I don’t teach my kids to believe in Jesus.
I teach my kids to love Jesus.
If you love someone, you have to also believe in them. You can’t love someone you don’t believe is real. I love wife my wife, therefore I obviously must think she is real as well.
But if you believe in someone, you certainly don’t have to love them. I’m not talking about the universal command to love our neighbor as ourselves, I’m talking about the personal, deep, intimate (not sexual) love that I share with those closest to me. I believe in many celebrities and historical figures that I do not love in this way and I believe in a global population that I don’t and can’t love in this way.
It is certainly possible for me to believe in my wife and not love her.
When we tell our kids to believe in Jesus, we typically are telling them to believe in historical facts about a historical person.
Believe that Jesus died on the cross for your sins.
Believe he will forgive you of your sins if you ask.
Believe he is God, the Son within the divine Trinity.
So we have our kids “ask Jesus into their hearts” or ask Jesus to “forgive them of their sins” and now they are “saved.” This box has been checked and our kids go on with the rest of their lives professing this belief.
The problem is my kids also believe in Santa Claus, the Tooth Fairy, and the Easter Bunny.
There was a time my kids believed the computer animated creatures they saw in live action movies were real and lived on planet Earth, likely in our backyard.
If we are honest, most of our kids will believe in most of the things we tell them. So while I am thankful for each child that puts faith in Jesus, as I did at the very young age of 4, and know the Holy Spirit can grow this belief into something more, I’m not very impressed by it anymore.
Even the song “Jesus Loves Me” doesn’t really point us to Jesus loving me. Jesus loves me, this I know, for the Bible tells me so. Why can’t Jesus tell me so? I have to first believe the Bible, then I can believe that Jesus loves me. If Jesus is resurrected, living, and real, couldn’t he tell me this himself? This is like saying, “Your spouse loves you, the marriage covenant you signed on your wedding day tells you so. Go read it to find this out.” I think there’s a more direct way I could get this information, don’t you?
Beliefs can be stumped. Your child may go off to college or grad school and learn an archeological or scientific bomb that shatters their belief in the Bible. I have seen it time and time again with friends of mine who grew up in the church and are no longer Christians. Taking your kids to a Christian museum where Adam and Eve ride on dinosaurs isn’t going to prevent this or fix it when it happens.

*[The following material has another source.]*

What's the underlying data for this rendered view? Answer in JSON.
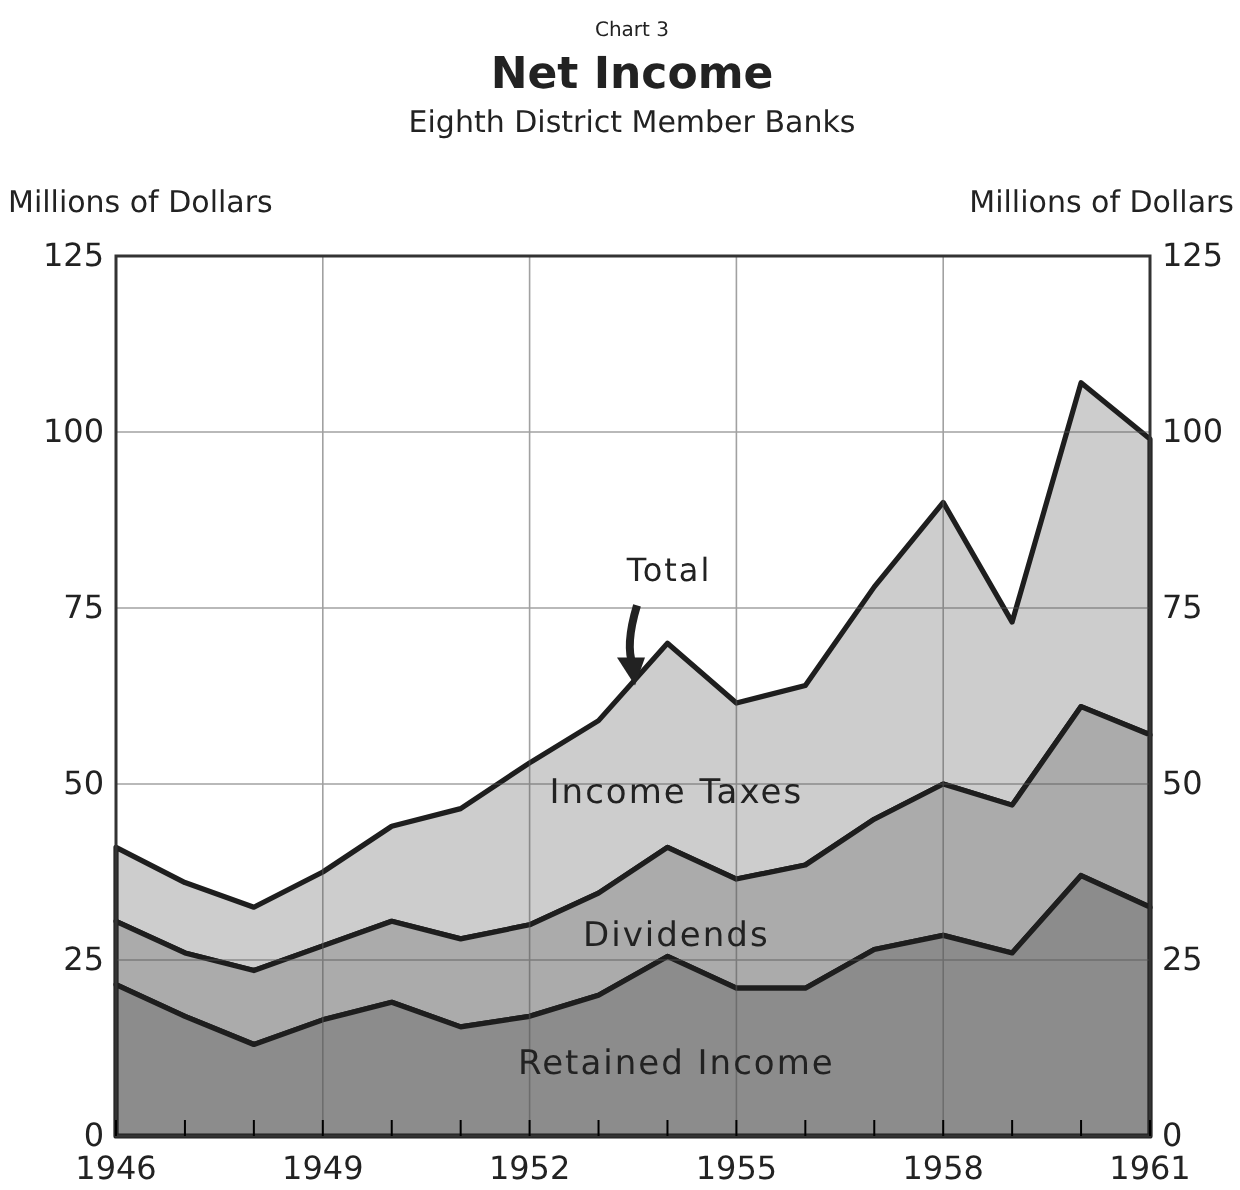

Love can’t be stumped. Bomb it all you want, it still stands. This is because love is experienced. Not only do I teach my kids to love Jesus, I teach them to experience his love for them. My audacious belief that Jesus is real and alive and loves me is based on my experience of meeting him. Of him loving me, forgiving me, walking with me, and seeing him do the same with countless others who follow him that I am in community with.
I don’t need to defend Jesus. He’s alive. I just need to introduce him to others and let him do the rest.
I pray with each of my kids every night. I thank Jesus for dying on the cross for our sins and raising from the dead. I thank him that his love is the best thing in the world and that we get to have it. I pray for my child by name that they will love Jesus their whole lives. My silent prayer is that when the bombs come, and they will come, that their love for Jesus will remain because they have experienced the reality of his love for them.
Don’t get me wrong, belief matters. I know that in Acts 16:30 the jailer asks Paul and Silas what he must do to be saved and they reply in verse 31, “Believe in the Lord Jesus, and you will be saved.” I also know that James 2:19 tells us, “You believe that there is one God. Good! Even the demons believe that—and shudder.” If you love Jesus, it mandates certain theology about him. But if all you have is the theology, best of luck to you.
You can believe and love, like the jailer. But you can certainly believe and not love, like the demons. What you can’t do is love and not believe. You’re not choosing between love and belief. When you choose love, you get them both.
My desire to study Scripture and theology is to know more and more about this person named Jesus that I love and who loves me. It’s not the other way around. Who wouldn’t want to know more about a person that they love deeply?
Are you teaching your kids factoids about an ancient man named Jesus? Factoids that may or may not stand up to the future bombing they will endure. Or are you introducing them to a person who loves them so deeply, longs to adopt them into his family, and is there for them every step of the way, even through the bombings of their beliefs.